One thing that I REALLY wish reviews like this mentioned before I made the mistake of buying a used Edge 200 on Ebay is the sampling rate. This makes this product USELESS for tracking your route. While the device itself clearly CALCULATES your position every second, as it updates speed in real time, Garmin has decided that they know more about what users want then the users. So they use "Smart interval" for RECORDING the data. And by "smart" I mean "REALLY stupid." To save space, it will record your data on average about once every 12 seconds or so. Think about how far you can travel in 12 seconds. And this device is basically going to draw straight lines between each point, even if you go around turns. (If you are a mountain biker, forget about even considering this.) If your ride is relatively straight, it will record your data every 25 seconds or so. And by relatively straight, I mean…even if there are some slight curves, don't expect it to know about it. So when you upload your log to Strava or other sites, it will have you riding through backyards, houses, or ever water. And forget about using things on Strava like "courses." I had a course that is a short slight uphill sprint. Takes about 30-40 seconds for a decent cyclist. On a test ride, I brought the Edge 200 along with a very heap, but MUCH better model (that is unfortunately starting to fail after 6 years and 16,000 miles) to see how bad the difference is. When I uploaded the better data to Strava, it said I did that course in 33 seconds. When I uploaded Garmin's data, it said it did it in 15 seconds! Why the discrepancy? Well, because of the ridiculous recording interval, there was exactly ONE data point within that course. So Strava had absolutely no idea when I actually started and when I ended.

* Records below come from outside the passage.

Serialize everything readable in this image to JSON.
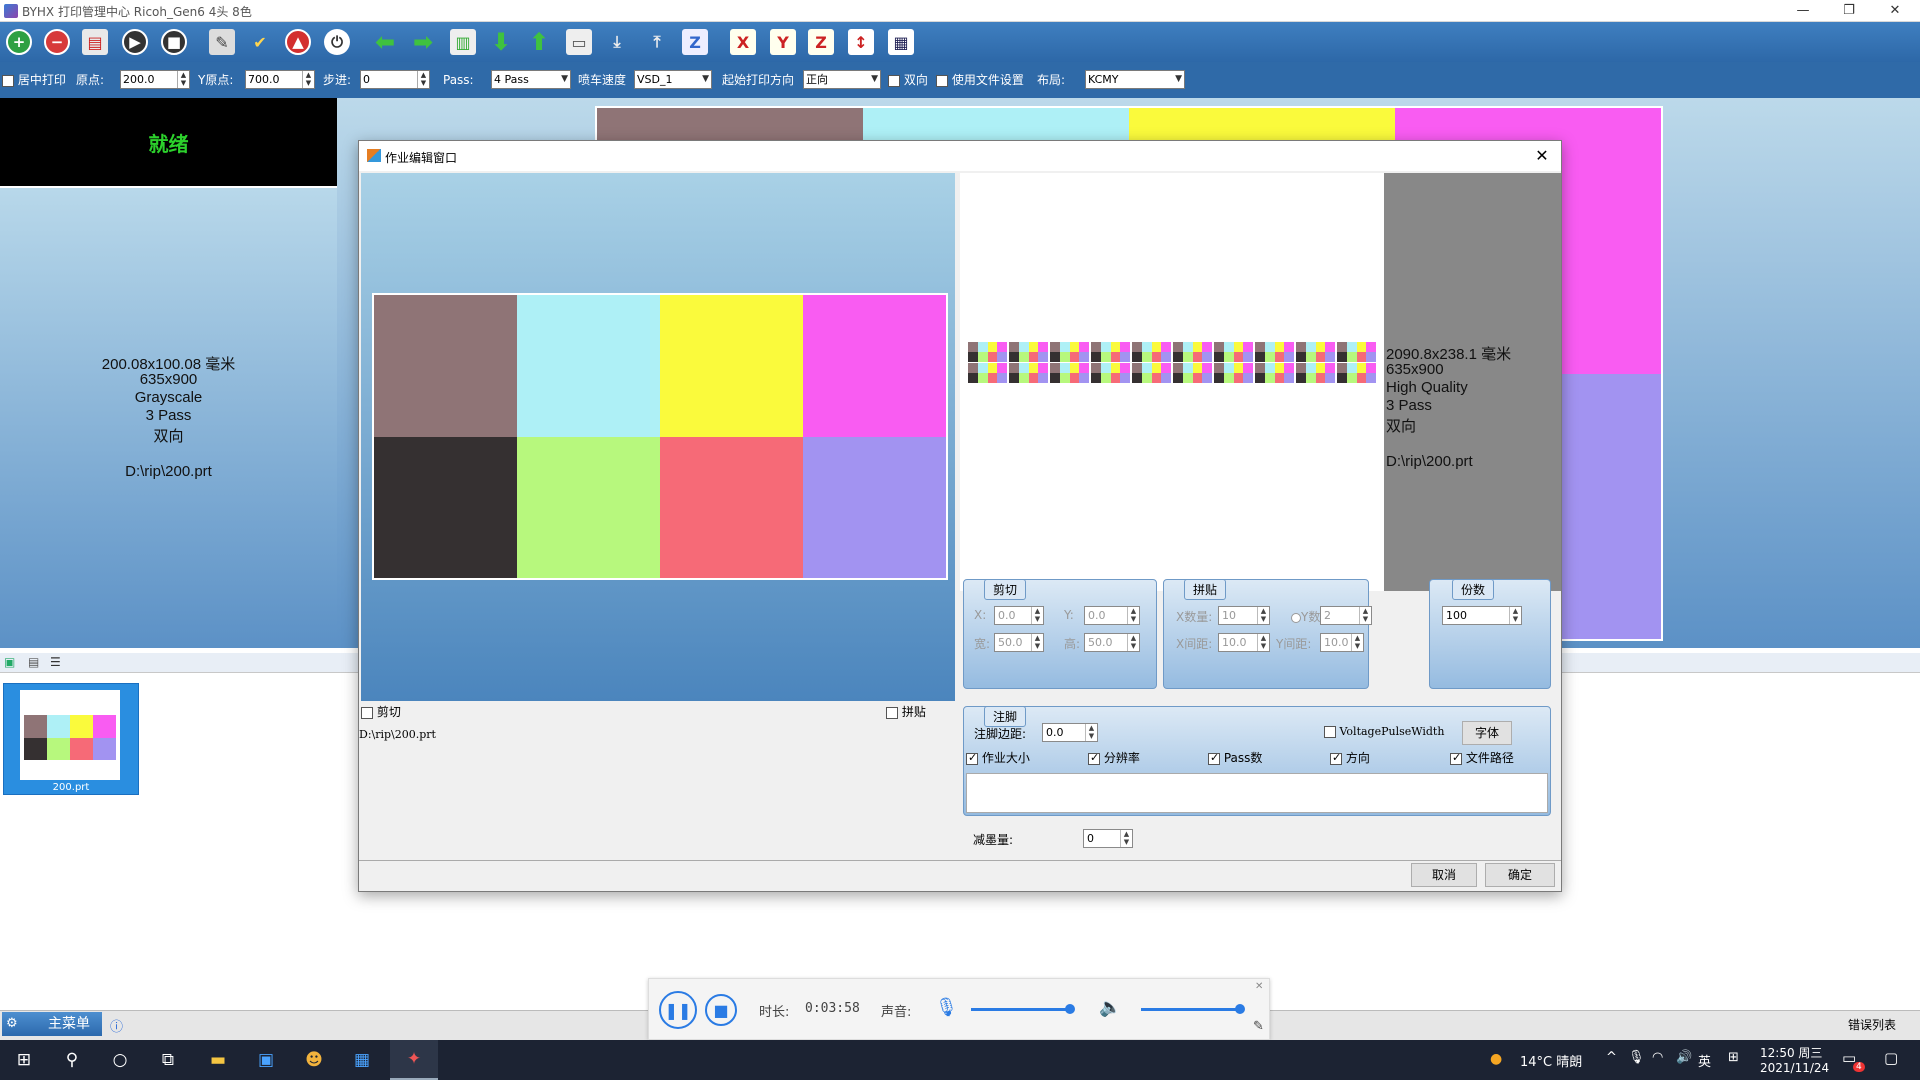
{
  "window": {
    "title": "BYHX  打印管理中心 Ricoh_Gen6 4头 8色"
  },
  "toolbar": {
    "icons": [
      "add-icon",
      "remove-icon",
      "print-icon",
      "play-icon",
      "stop-icon",
      "clean-icon",
      "check-icon",
      "abort-icon",
      "power-icon",
      "left-icon",
      "right-icon",
      "carriage-icon",
      "down-icon",
      "up-icon",
      "media-icon",
      "feed-icon",
      "lift-icon",
      "z-icon",
      "home-x-icon",
      "home-y-icon",
      "home-z-icon",
      "measure-icon",
      "settings-icon"
    ]
  },
  "params": {
    "center_print": "居中打印",
    "origin_label": "原点:",
    "origin_value": "200.0",
    "y_origin_label": "Y原点:",
    "y_origin_value": "700.0",
    "step_label": "步进:",
    "step_value": "0",
    "pass_label": "Pass:",
    "pass_value": "4 Pass",
    "speed_label": "喷车速度",
    "speed_value": "VSD_1",
    "direction_label": "起始打印方向",
    "direction_value": "正向",
    "bidir_label": "双向",
    "use_file_label": "使用文件设置",
    "layout_label": "布局:",
    "layout_value": "KCMY"
  },
  "status": {
    "text": "就绪"
  },
  "left_info": {
    "size": "200.08x100.08 毫米",
    "res": "635x900",
    "mode": "Grayscale",
    "pass": "3 Pass",
    "dir": "双向",
    "path": "D:\\rip\\200.prt"
  },
  "swatches": [
    "#8f7476",
    "#aef0f6",
    "#fafa3c",
    "#f95cf2",
    "#353031",
    "#b7f87d",
    "#f66a77",
    "#a293f1"
  ],
  "thumb": {
    "name": "200.prt"
  },
  "dialog": {
    "title": "作业编辑窗口",
    "cut_check": "剪切",
    "tile_check": "拼贴",
    "path": "D:\\rip\\200.prt",
    "info": {
      "size": "2090.8x238.1 毫米",
      "res": "635x900",
      "quality": "High Quality",
      "pass": "3 Pass",
      "dir": "双向",
      "path": "D:\\rip\\200.prt"
    },
    "cut": {
      "title": "剪切",
      "x_label": "X:",
      "x": "0.0",
      "y_label": "Y:",
      "y": "0.0",
      "w_label": "宽:",
      "w": "50.0",
      "h_label": "高:",
      "h": "50.0"
    },
    "tile": {
      "title": "拼贴",
      "xcount_label": "X数量:",
      "xcount": "10",
      "ycount_label": "Y数量:",
      "ycount": "2",
      "xgap_label": "X间距:",
      "xgap": "10.0",
      "ygap_label": "Y间距:",
      "ygap": "10.0"
    },
    "copies": {
      "title": "份数",
      "value": "100"
    },
    "footnote": {
      "title": "注脚",
      "margin_label": "注脚边距:",
      "margin": "0.0",
      "voltage": "VoltagePulseWidth",
      "font_btn": "字体",
      "job_size": "作业大小",
      "resolution": "分辨率",
      "pass_count": "Pass数",
      "direction": "方向",
      "file_path": "文件路径"
    },
    "ink_reduce_label": "减墨量:",
    "ink_reduce": "0",
    "cancel": "取消",
    "ok": "确定"
  },
  "media": {
    "duration_label": "时长:",
    "duration": "0:03:58",
    "volume_label": "声音:"
  },
  "bottombar": {
    "main_menu": "主菜单",
    "error_list": "错误列表"
  },
  "taskbar": {
    "weather": "14°C 晴朗",
    "ime": "英",
    "time": "12:50 周三",
    "date": "2021/11/24",
    "notif": "4"
  }
}
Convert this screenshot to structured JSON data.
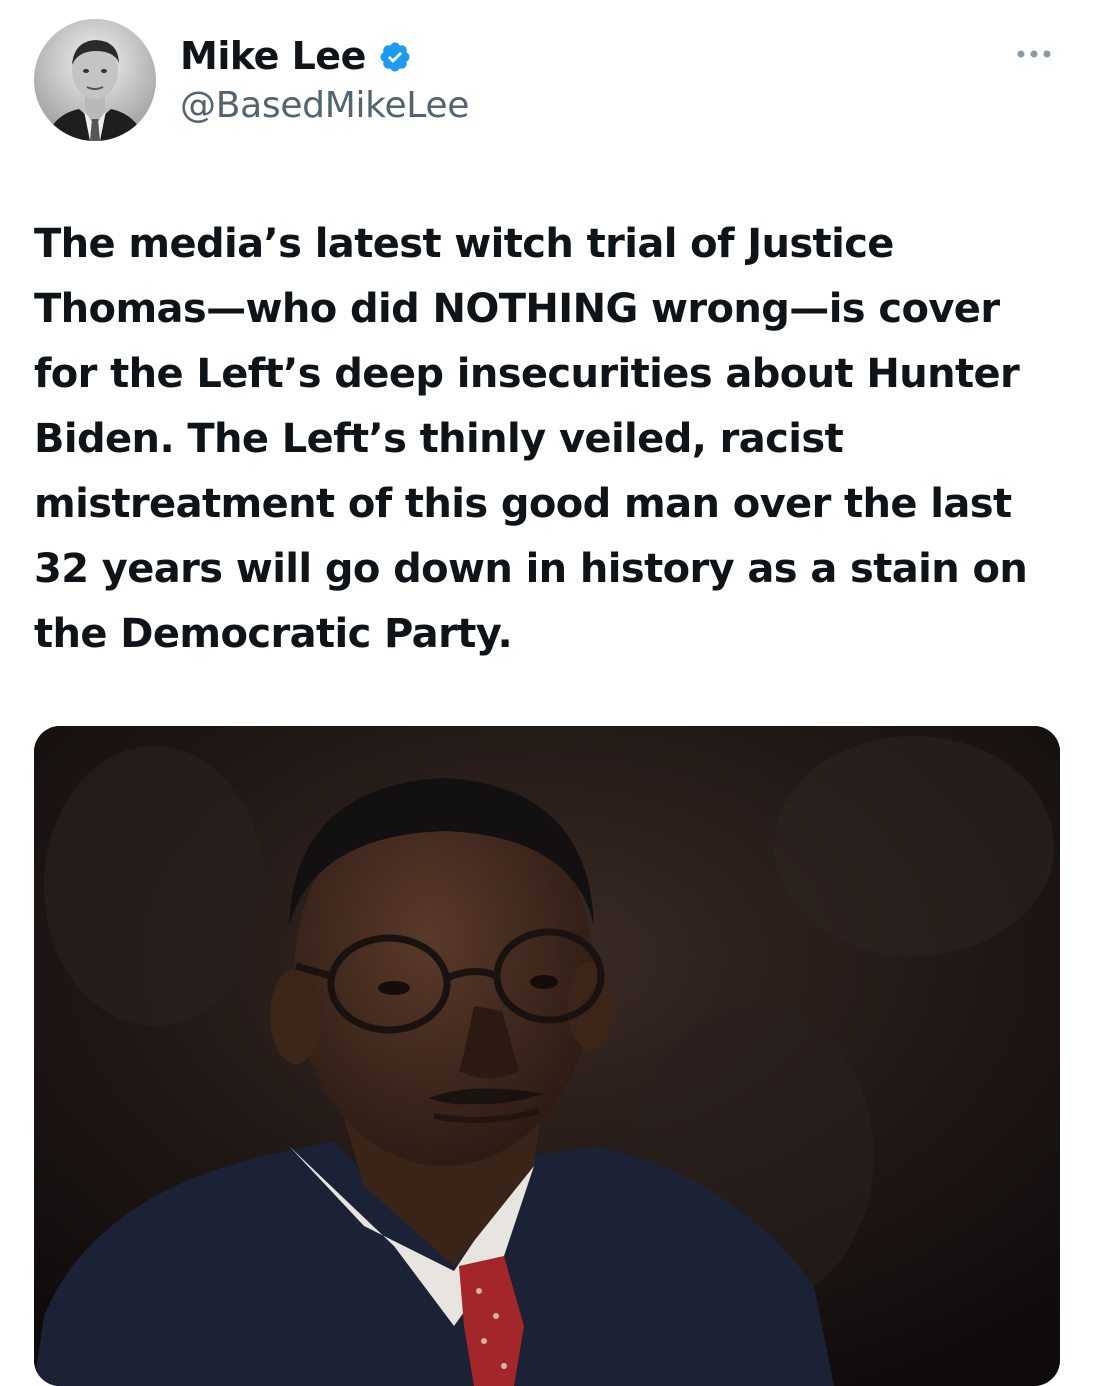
{
  "author": {
    "display_name": "Mike Lee",
    "handle": "@BasedMikeLee",
    "verified": true,
    "avatar_icon": "profile-photo",
    "verified_icon": "verified-badge-icon",
    "verified_color": "#1d9bf0"
  },
  "menu": {
    "icon": "more-horizontal-icon"
  },
  "tweet": {
    "text": "The media’s latest witch trial of Justice\nThomas—who did NOTHING wrong—is cover\nfor the Left’s deep insecurities about Hunter\nBiden. The Left’s thinly veiled, racist\nmistreatment of this good man over the last\n32 years will go down in history as a stain on\nthe Democratic Party."
  },
  "media": {
    "type": "photo",
    "icon": "portrait-photo"
  },
  "colors": {
    "text": "#0f1419",
    "secondary_text": "#536471",
    "background": "#ffffff"
  }
}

This is most frustrating because, like I said, the device is taking the data at all times. So it is CAPABLE to being accurate. But Garmin thinks that cyclists would rather save space so they can have 2 months worth of useless inaccurate data stored on their device rather than 2 weeks of usable, accurate data. So, despite MANY requests by pretty much every single person who has ever bought one of these devices, they will not even consider writing a firmware update that would enable users to select 1 second interval recording like they offer on other models.

Bottom line…avoid this product at all costs. The unit I got in 2009 (that game out over 3 years before this Edge debuted) from a no-name company in Korea called Mainnav and that cost me just $40 is FAR and away more accurate. Sure, their software is horrible. But I sure wish I had bought the new Mainnav model instead of bidding on this piece of junk on Ebgay. And I sure wish someone had sniped me at the last second.

You may ask why I gave it a second star. Well…it actually works pretty well as a simple cycling computer. During the ride, the displayed speeds were actually pretty close to both my magnet/sensor speedometer and my other GPS unit. And the final distance was close to (but when it went by the recorded data, my distance was 12% shorter than the actual distance since it smoothed out all my turns.) So, if you want to spend $100+ on something that is no better than a $20 magnet sensor computer, then go for it. But if you want to actually use it as it claims it is made for, this is junk.

Bottom Line: No, I would not recommend this product to a friend.